Facebook knows when you'll get divorced (even before you do)

Facebook knows when you'll get divorced (even before you do)

social network
Photo: Cameron Marlow/Facebook
The picture above depicts the shape of a random individual's Facebook network. Each dot represents a friend, and the lines connecting the dots represent mutual friendships.

Can you figure out which dot is this user's romantic partner, just by looking at the diagram? Facebook can, according to The New York Times

According to a new study by Jon Kleinberg, a computer scientist at Cornell University, and Lars Backstrom, a senior engineer at Facebook.
The study had no problem with sample size; the researchers had access to a data set of 1.3 million randomly selected Facebook users aged 20 and up, each with 50 to 2,000 friends. All of the profiles sampled listed a spouse or romantic partner in their profile. If you crunch the math, that means the study had to account for roughly 379 million nodes and 8.6 billion links.
It found that the best indicator of romantic involvement was a network measure called high dispersion, which is what happens when a couple’s mutual friends are not well connected to one another. This might go against the grain of common intuition, but what this means is that the number of mutual friends that two people share is actually a weak predictor of whether they're in a relationship.
For example, if you look at the image at the top of the page again, you'll notice that there are two large clusters of connected friends at the top and on the right side of the diagram. The one at the top represents the user's co-workers and the one at the right is the user's old college friends. The user's spouse is contained in neither cluster. Rather, (s)he can be found in the lower left section. It's the node that appears isolated, but which connects many of the more remote dots of the diagram.
“A spouse or romantic partner is a bridge between a person’s different social worlds,” explained Kleinberg.
High dispersion wasn't always able to predict a user's spouse, but it was a surprisingly accurate predictor overall. It got the prediction correct 60 percent of the time, which is an absurdly high rate if you consider the number of false possibilities. Even if a user had no more than the minimum number of 50 friends, that's still just a 1 in 50 chance of getting it right. Of course, the odds are even steeper the more friends a user has.
Perhaps the most interesting result of the study, however, was what happened when the algorithm failed to accurately predict romantic involvement. When it got it wrong, it turned out to be a predictor that the user's relationship was in trouble.

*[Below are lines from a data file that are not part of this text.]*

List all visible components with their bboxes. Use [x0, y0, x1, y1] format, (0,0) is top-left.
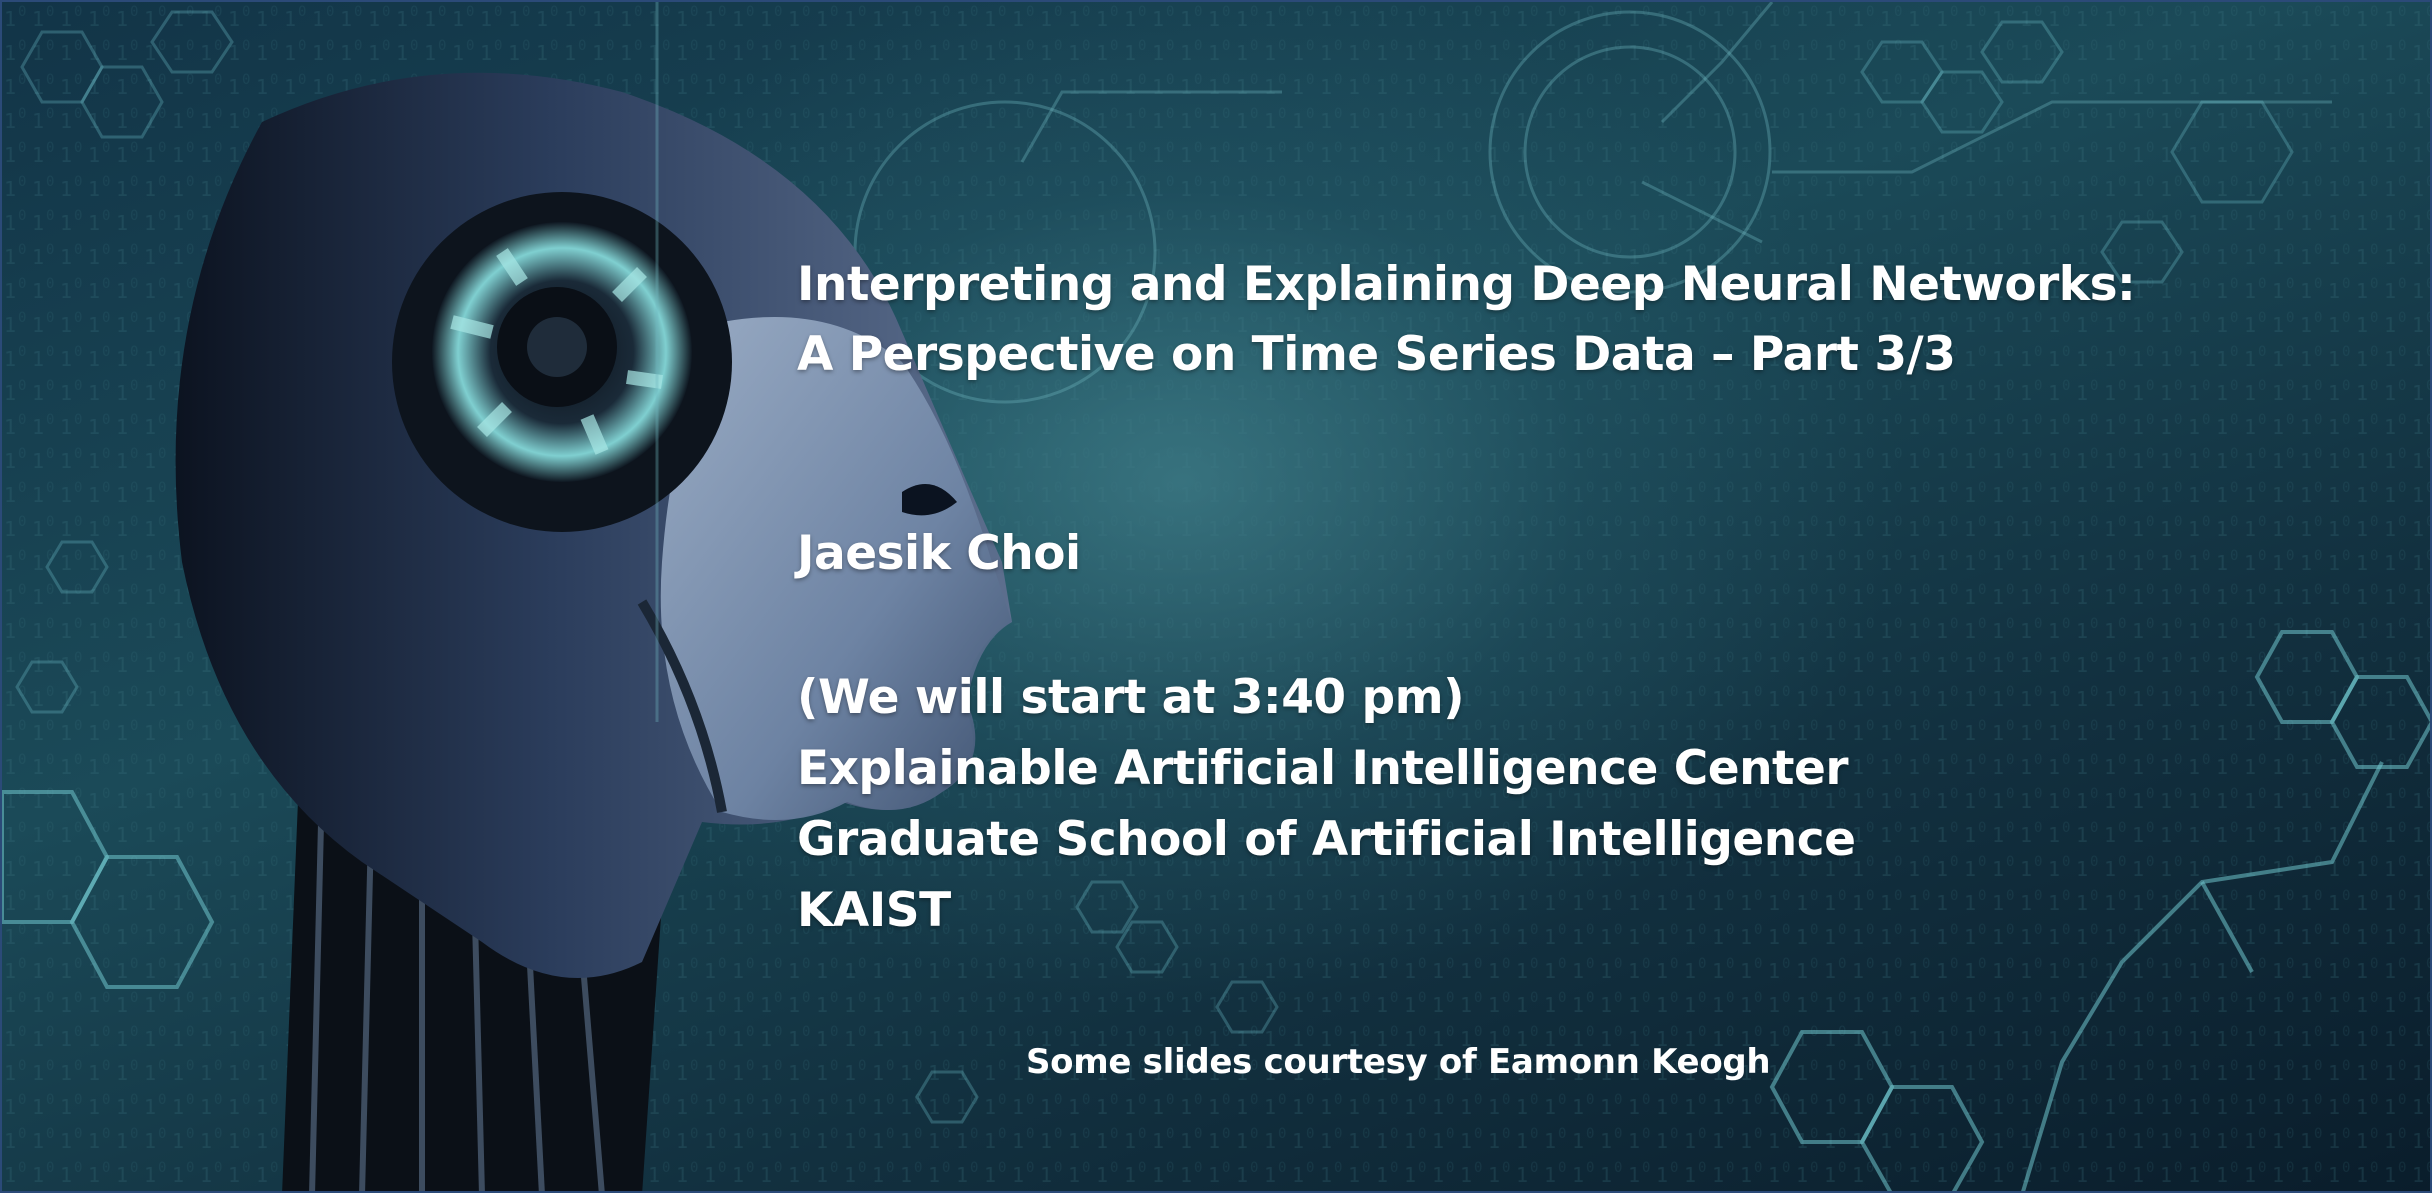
- affiliation-school: Graduate School of Artificial Intelligen…: [797, 812, 1856, 867]
- affiliation-institution: KAIST: [797, 883, 951, 938]
- start-time-note: (We will start at 3:40 pm): [797, 670, 1465, 725]
- author-name: Jaesik Choi: [797, 526, 1081, 581]
- presenter-info: (We will start at 3:40 pm) Explainable A…: [797, 662, 1856, 946]
- slide-credits: Some slides courtesy of Eamonn Keogh: [1026, 1042, 1771, 1082]
- affiliation-center: Explainable Artificial Intelligence Cent…: [797, 741, 1849, 796]
- presentation-slide: 1 0: [0, 0, 2432, 1193]
- slide-title: Interpreting and Explaining Deep Neural …: [797, 250, 2136, 390]
- robot-background-illustration: 1 0: [2, 2, 2430, 1191]
- title-line-2: A Perspective on Time Series Data – Part…: [797, 327, 1956, 382]
- title-line-1: Interpreting and Explaining Deep Neural …: [797, 257, 2136, 312]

A couple in a declared relationship and without a high dispersion were 50 percent more likely to break up over the next two months than a couple with a high dispersion.

In other words, it's possible that Facebook could predict the likelihood of your marriage ending in divorce before you even know it.
What the study ultimately seems to tell us about relationships is that the best ones are those that broaden our world. The ideal partner — the one most likely to stick around, anyway — is the one that connects you with networks of people who you might not otherwise have associated with. If a prospective partner is already embedded within a large cluster of mutual friends, then maybe there's less to be gained from becoming more than friends.
“We hadn’t had this view of it before,” admitted Kleinberg.